Des œuvres au format démesuré
Le Mudam ne possédant pas d’espace d’exposition permanente, ce double projet est aussi une occasion pour le public de découvrir des œuvres rarement vues, à l’image de deux travaux imposants : la Pietà du Kosovo de Pascal Convert (au Mudam) et l’installation The Orbit de David Altmejd (à la Moderne Galerie).
À Sarrebruck, le musée a pu décliner son volet de l’exposition, au-delà de la galerie permanente, par thèmes : ainsi, une pièce est tout entière dédiée aux «relations entre les humains», explique Andrea Jahn, et présente notamment la sculpture de Mel Chin Shape of a Lie (2005), une saisissante photographie de Téhéran de l’artiste iranienne Mitra Tabrizian (2006) ou encore une scène de guérilla urbaine peinte par Guillaume Bresson (2006), à la façon des tableaux de Nicolas Poussin. Une dernière pièce présente les œuvres au format démesuré, comme la fontaine de Su-Mei Tse ou l’installation lumineuse Nous sommes tous indésirables, de l’artiste espagnol Fernando Sánchez Castillo.
J’ai été très surprise de découvrir la portée internationale de la collection du Mudam
Au Mudam, «on est vraiment parti d’une page blanche, note Marie-Noëlle Farcy. Notre volet de l’exposition est très différent, car tout y est mélangé. L’idée, c’est qu’une pièce en amène une autre, en opérant un aller-retour constant entre les collections du Saarlandmuseum et du Mudam. Comme un jeu de piste ou un rébus, on peut créer beaucoup d’associations, mais chacune débouche sur sa propre constellation d’œuvres.»

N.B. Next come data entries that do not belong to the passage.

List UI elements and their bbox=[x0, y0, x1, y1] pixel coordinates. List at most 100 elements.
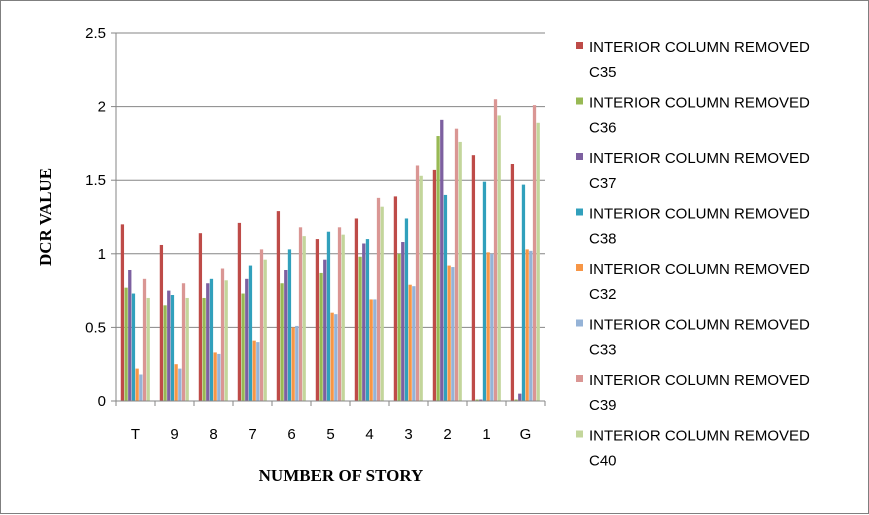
bar bbox=[341, 234, 345, 401]
bar bbox=[362, 243, 366, 401]
bar bbox=[224, 280, 228, 401]
legend-swatch bbox=[576, 208, 583, 216]
y-tick-label: 0.5 bbox=[85, 319, 106, 336]
bar bbox=[287, 249, 292, 401]
x-axis-title: NUMBER OF STORY bbox=[259, 466, 424, 485]
x-tick-label: 9 bbox=[170, 426, 178, 443]
bar bbox=[475, 399, 479, 401]
bar bbox=[447, 265, 451, 401]
bar bbox=[178, 368, 182, 401]
legend-swatch bbox=[576, 319, 583, 327]
legend-label: INTERIOR COLUMN REMOVED C32 bbox=[589, 261, 810, 303]
x-tick-label: 3 bbox=[404, 426, 412, 443]
bar bbox=[536, 122, 540, 402]
bar bbox=[471, 155, 476, 401]
bar bbox=[440, 119, 444, 402]
bar bbox=[248, 265, 253, 401]
y-tick-label: 0 bbox=[98, 393, 106, 410]
x-tick-label: 5 bbox=[326, 426, 334, 443]
legend-swatch bbox=[576, 153, 583, 160]
bar bbox=[337, 227, 342, 401]
bar bbox=[373, 299, 377, 401]
bar bbox=[170, 295, 175, 401]
y-axis-title: DCR VALUE bbox=[36, 168, 55, 266]
bar bbox=[181, 283, 186, 401]
legend-swatch bbox=[576, 97, 583, 105]
x-tick-label: 6 bbox=[287, 426, 295, 443]
bar bbox=[529, 250, 533, 401]
axes: 0 0.5 1 1.5 2 2.5 T 9 8 7 6 5 4 3 2 1 G bbox=[85, 25, 546, 443]
bar bbox=[479, 399, 483, 401]
bar bbox=[131, 293, 136, 401]
bar bbox=[213, 352, 217, 401]
bar bbox=[380, 206, 384, 401]
bar bbox=[518, 393, 522, 401]
bar bbox=[252, 340, 256, 401]
bar bbox=[451, 267, 455, 401]
bar bbox=[206, 283, 210, 401]
bar bbox=[419, 175, 423, 401]
bar bbox=[490, 253, 494, 401]
bar bbox=[525, 249, 529, 401]
bar bbox=[120, 224, 125, 401]
legend-swatch bbox=[576, 42, 583, 49]
legend-swatch bbox=[576, 375, 583, 382]
bar bbox=[298, 227, 303, 401]
bar bbox=[415, 165, 420, 401]
bar bbox=[454, 128, 459, 401]
y-tick-label: 1 bbox=[98, 246, 106, 263]
bar bbox=[458, 141, 462, 402]
bar bbox=[263, 259, 267, 401]
plot-area bbox=[116, 32, 545, 328]
bar bbox=[365, 239, 370, 401]
bar bbox=[142, 278, 147, 401]
bar bbox=[295, 325, 299, 401]
bar bbox=[209, 278, 214, 401]
bar bbox=[319, 272, 323, 401]
bar bbox=[284, 269, 288, 401]
bar bbox=[220, 268, 225, 401]
legend-label: INTERIOR COLUMN REMOVED C39 bbox=[589, 372, 810, 414]
legend-label: INTERIOR COLUMN REMOVED C38 bbox=[589, 206, 810, 248]
bar bbox=[521, 184, 526, 401]
bar bbox=[315, 239, 320, 401]
bar bbox=[532, 105, 537, 402]
y-tick-label: 1.5 bbox=[85, 172, 106, 189]
x-tick-label: T bbox=[131, 426, 140, 443]
bar bbox=[237, 222, 242, 401]
bar bbox=[393, 196, 398, 401]
legend: INTERIOR COLUMN REMOVED C35 INTERIOR COLUM… bbox=[576, 39, 810, 470]
legend-swatch bbox=[576, 264, 583, 271]
bar bbox=[326, 231, 331, 401]
bar bbox=[167, 290, 171, 401]
bar bbox=[163, 305, 167, 401]
bar bbox=[185, 297, 189, 401]
legend-label: INTERIOR COLUMN REMOVED C37 bbox=[589, 150, 810, 192]
bar bbox=[276, 211, 281, 401]
bar bbox=[497, 115, 501, 401]
bar bbox=[323, 259, 327, 401]
bar bbox=[256, 342, 260, 401]
bar bbox=[354, 218, 359, 401]
bar bbox=[217, 353, 221, 401]
x-tick-label: 1 bbox=[482, 426, 490, 443]
x-tick-label: G bbox=[520, 426, 532, 443]
legend-label: INTERIOR COLUMN REMOVED C33 bbox=[589, 317, 810, 359]
bar bbox=[432, 169, 437, 401]
y-tick-label: 2.5 bbox=[85, 25, 106, 42]
bar bbox=[241, 293, 245, 401]
bar bbox=[245, 278, 249, 401]
bar bbox=[334, 314, 338, 401]
legend-label: INTERIOR COLUMN REMOVED C35 bbox=[589, 39, 810, 81]
bar bbox=[397, 253, 401, 401]
bar bbox=[376, 197, 381, 401]
bar bbox=[358, 256, 362, 401]
bar bbox=[401, 242, 405, 401]
bar bbox=[514, 399, 518, 401]
bars bbox=[120, 99, 540, 402]
bar bbox=[280, 283, 284, 401]
x-tick-label: 2 bbox=[443, 426, 451, 443]
bar bbox=[124, 287, 128, 401]
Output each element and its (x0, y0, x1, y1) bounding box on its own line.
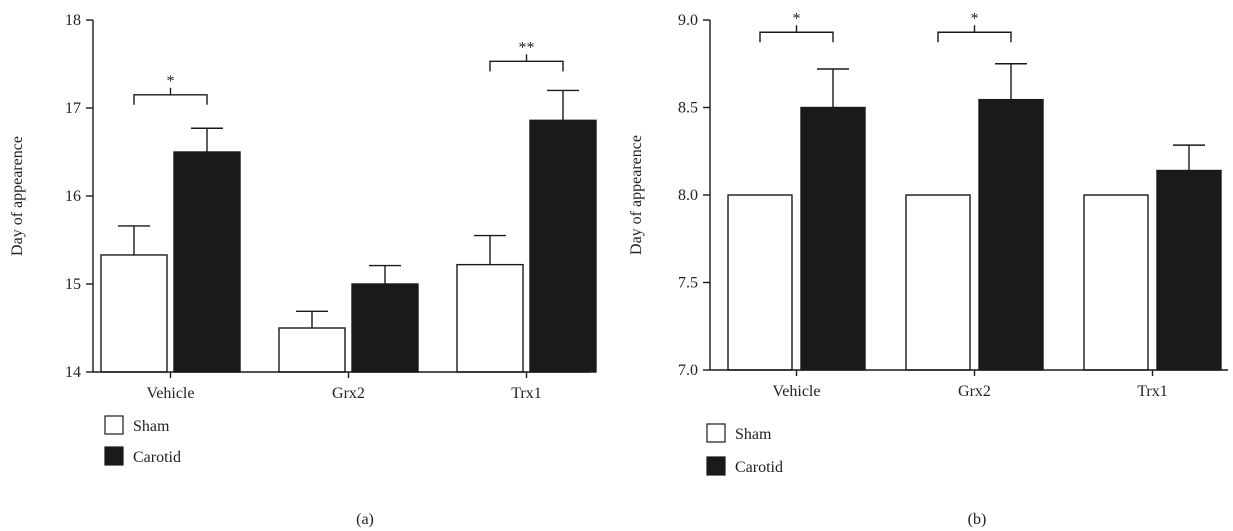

La galerie Ouest est ainsi dédiée au corps, avec, par exemple, une photographie grand format signée Nan Goldin qui fait face aux sculptures en mouvement d’Alexander Archipenko, artiste phare de la Moderne Galerie, tandis que la galerie Est tourne autour des formes géométriques et élémentaires, «qui font appel à l’idée de modernité», précise la commissaire. L’idée globale est de déambuler dans un espace ouvert. «Même s’il y a un fil directeur, on invite le visiteur à la digression.» Et l’on aimerait s’y perdre…
«Face à face. Dialogue entre deux collections», Jusqu’au 2 avril 2023. Mudam – Luxembourg. Jusqu’au 17 mars 2023. Moderne Galerie – Sarrebruck.